ASU is helping Phoenix create 'HeatReady,' a program "to enable local governments to holistically manage how they identify, prepare for, mitigate, track, and respond to the dangers of urban heat," according to a press release from the Mayor's office.
Phoenix Mayor Greg Stanton said the program addresses climate change, which is a growing threat to Phoenix residents, particularly lower income individuals.
"Make no mistake, climate change is real, and we’ve got to do things to fight climate change," Stanton said. "Nine of the top 10 hottest years (in Phoenix) on record have all occurred ... in the last 15 years."
Bloomberg Philanthropies awarded Phoenix $100,000 to continue developing the program.
In October 2018, Bloomberg Philanthropies will award one city $5 million and four cities each $1 million, according to its website.
"Now that we’ve got the first $100,000, next up is to come up with the concrete proposal and how it will be implemented," Stanton said. "Even if we don’t win the ultimate prize, we’re still going to try to build it into the city budget and the county budget, as well as keep our partnership with ASU."
Stanton said ASU is crucial to many policies that Phoenix works on.
"ASU is in so many ways the ideas factory," Stanton said. "We use them for the expertise of the professors and students (and) we use them for the energy of their student body."
Liza Kurtz, an ASU graduate research assistant at the School of Human Evolution and Social Change, is working on the HeatReady program.
“It’s really about cities putting all of their heat related planning and resources into one structure,” Kurtz said. “Also connecting to other cities who are doing the same kind of work … to create a community of knowledge around heat events.”
David Hondula, an assistant professor at the School of Geographical Sciences and Urban Planning, said he worked with Phoenix to apply to the Mayors Challenge.
“We had an ongoing relationship with the city on projects concerning heat,” Hondula said. “It was a very natural pairing for ASU to support the city’s application to this competition.”

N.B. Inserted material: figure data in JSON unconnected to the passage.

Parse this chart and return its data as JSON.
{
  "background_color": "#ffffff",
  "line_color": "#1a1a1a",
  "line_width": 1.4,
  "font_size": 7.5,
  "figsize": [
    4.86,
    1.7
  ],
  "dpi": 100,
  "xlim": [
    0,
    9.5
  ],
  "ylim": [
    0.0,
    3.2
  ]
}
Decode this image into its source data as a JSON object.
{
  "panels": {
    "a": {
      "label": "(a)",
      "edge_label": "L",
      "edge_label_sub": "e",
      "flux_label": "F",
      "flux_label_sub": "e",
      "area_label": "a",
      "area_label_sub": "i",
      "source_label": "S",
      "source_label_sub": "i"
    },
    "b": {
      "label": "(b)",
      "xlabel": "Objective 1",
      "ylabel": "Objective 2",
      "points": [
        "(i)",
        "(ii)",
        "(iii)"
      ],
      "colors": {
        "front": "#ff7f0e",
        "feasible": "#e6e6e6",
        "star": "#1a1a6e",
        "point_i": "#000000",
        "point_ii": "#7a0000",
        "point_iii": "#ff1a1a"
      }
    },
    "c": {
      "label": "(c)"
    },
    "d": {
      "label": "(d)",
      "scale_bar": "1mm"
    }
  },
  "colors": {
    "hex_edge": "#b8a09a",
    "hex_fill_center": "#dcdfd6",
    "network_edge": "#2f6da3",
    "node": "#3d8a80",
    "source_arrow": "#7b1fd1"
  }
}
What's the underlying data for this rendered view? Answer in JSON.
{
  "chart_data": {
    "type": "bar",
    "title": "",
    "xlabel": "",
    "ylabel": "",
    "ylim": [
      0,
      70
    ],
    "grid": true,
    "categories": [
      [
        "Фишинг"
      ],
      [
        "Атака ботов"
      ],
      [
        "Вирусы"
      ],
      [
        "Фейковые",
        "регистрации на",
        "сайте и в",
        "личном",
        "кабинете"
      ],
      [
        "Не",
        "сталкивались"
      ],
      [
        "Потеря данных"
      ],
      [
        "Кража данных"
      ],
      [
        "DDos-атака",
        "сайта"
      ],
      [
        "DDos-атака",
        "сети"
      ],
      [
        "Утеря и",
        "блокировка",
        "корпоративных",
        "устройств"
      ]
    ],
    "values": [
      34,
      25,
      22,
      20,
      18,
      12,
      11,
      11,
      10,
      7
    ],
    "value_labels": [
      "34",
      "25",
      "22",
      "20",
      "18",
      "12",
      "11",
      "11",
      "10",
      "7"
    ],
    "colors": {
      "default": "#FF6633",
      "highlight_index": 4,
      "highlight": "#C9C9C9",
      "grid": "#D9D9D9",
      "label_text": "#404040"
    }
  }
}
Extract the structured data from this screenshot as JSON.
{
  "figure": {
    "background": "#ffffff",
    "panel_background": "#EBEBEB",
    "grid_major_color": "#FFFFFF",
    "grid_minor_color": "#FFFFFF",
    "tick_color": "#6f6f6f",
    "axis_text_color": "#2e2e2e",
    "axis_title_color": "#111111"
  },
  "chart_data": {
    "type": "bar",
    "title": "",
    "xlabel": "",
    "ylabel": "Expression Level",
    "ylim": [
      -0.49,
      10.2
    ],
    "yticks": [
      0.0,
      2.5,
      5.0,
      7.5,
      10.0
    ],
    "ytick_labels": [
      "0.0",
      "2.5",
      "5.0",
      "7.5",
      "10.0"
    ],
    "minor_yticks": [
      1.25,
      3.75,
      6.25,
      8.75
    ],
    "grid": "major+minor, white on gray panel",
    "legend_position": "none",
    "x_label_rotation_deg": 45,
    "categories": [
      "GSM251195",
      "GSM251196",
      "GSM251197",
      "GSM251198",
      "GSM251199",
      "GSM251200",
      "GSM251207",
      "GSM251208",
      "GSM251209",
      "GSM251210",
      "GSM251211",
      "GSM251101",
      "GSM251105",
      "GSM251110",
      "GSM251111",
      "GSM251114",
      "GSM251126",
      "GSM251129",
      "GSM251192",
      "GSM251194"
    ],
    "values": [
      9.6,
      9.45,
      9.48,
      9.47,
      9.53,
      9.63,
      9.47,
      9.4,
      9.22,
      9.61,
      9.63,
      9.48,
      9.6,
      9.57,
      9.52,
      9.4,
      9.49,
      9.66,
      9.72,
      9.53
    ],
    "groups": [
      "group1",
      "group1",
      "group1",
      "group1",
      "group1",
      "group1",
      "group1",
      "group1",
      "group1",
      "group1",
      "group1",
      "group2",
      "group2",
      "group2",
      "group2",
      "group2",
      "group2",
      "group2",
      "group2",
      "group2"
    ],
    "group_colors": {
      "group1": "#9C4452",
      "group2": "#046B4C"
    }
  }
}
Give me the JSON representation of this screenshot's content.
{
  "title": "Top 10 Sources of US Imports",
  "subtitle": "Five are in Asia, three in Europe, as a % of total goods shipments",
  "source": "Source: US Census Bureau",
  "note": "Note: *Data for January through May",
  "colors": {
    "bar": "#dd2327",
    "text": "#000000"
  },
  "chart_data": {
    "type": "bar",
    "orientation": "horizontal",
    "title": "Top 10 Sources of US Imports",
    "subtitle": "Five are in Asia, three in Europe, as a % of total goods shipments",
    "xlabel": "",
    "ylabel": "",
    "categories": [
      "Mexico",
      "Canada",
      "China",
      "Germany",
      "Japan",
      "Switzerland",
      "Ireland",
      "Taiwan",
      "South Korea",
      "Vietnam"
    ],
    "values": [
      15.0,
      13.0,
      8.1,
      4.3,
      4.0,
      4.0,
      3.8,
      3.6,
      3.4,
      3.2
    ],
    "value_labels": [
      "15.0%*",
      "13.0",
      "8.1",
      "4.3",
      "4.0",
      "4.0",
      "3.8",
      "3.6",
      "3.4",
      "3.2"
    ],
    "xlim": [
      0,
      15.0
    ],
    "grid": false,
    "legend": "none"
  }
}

ASU researchers and Phoenix staff went to New York City on March 19 and 20 to participate in a workshop with the other “champion cities.” Some of these other cities include Boston, Los Angeles and Philadelphia.
“We met with representatives from the 34 other cities ... to learn more about their ideas, give them feedback ... and generally interact with other cities,” Hondula said. “There was a really supportive atmosphere there."
According to its website, the Bloomberg Mayors Challenge gives cities across the U.S. the means to explore solutions to their specific issues.
Hondula said the other cities discussed solutions for a wide variety of issues including the opioid epidemic, gun violence and natural disasters.
Regardless of the outcome, Hondula said ASU will continue working with Phoenix on heat resilience.
“We imagine engaging students and faculty members from schools all across the University in helping tackle some of its heat challenges,” Hondula said.
Paul Chakalian, an Environmental Social Science PhD student in the School of Human Evolution and Social Change works with Hondula and Kurtz on the HeatReady program.
"Institutions of higher education are supposed to serve society at large,” Chakalian said. “I think collaborative efforts like this are a really great example of how to do that.”
Correction: Due to a reporting error, a quote from Paul Chakalian was misidentified as a quote from Dave Hondula. The story has been updated with proper attribution.